Em “Esquadros”, Gal Costa explora a relação entre a sensibilidade artística e a experiência cotidiana. Ao citar “cores de Almodóvar” e “cores de Frida Kahlo”, a letra conecta a percepção da narradora à intensidade visual e emocional desses artistas, conhecidos por suas paletas marcantes. Essa referência mostra como a protagonista enxerga o mundo através de lentes artísticas, buscando significado e beleza nos detalhes do dia a dia, o que torna cada momento vivido uma experiência única e subjetiva.

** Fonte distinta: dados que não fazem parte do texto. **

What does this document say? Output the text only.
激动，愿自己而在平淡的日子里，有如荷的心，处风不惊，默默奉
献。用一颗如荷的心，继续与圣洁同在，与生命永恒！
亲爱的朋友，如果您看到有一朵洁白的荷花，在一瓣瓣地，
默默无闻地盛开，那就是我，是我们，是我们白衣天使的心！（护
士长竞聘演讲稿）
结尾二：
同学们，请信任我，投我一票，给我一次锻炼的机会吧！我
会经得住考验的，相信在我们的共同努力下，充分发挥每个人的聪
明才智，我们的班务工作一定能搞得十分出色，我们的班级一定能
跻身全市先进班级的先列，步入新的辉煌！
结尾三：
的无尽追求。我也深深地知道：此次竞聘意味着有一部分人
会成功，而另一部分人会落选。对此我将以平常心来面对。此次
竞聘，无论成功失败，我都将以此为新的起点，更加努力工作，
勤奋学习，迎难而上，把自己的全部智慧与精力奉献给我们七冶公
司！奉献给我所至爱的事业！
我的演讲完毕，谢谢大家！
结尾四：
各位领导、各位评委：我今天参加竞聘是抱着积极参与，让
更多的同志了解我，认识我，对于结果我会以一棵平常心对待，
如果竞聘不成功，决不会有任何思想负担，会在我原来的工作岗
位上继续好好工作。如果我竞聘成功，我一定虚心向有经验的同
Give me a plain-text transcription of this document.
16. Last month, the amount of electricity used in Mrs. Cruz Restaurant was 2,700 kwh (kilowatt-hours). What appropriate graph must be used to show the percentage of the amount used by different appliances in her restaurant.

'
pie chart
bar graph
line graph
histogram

A repetição dos versos “pela janela do quarto, pela janela do carro, pela tela, pela janela” reforça a ideia de que a narradora observa o mundo sempre mediada por algum tipo de barreira, seja física ou tecnológica. Isso sugere um certo distanciamento, como se ela estivesse sempre um passo afastada da realidade. A letra também aborda a solidão, evidenciada pelo questionamento sobre a ausência de amigos e de um amor, além da imagem de acordar sozinha. Assim, a música equilibra contemplação e melancolia, mostrando que, mesmo ao buscar sentido e conexão com o mundo, a protagonista enfrenta sentimentos de isolamento e distância, ainda que mantenha um olhar atento à beleza e à dor ao seu redor.
O significado desta letra foi gerado automaticamente.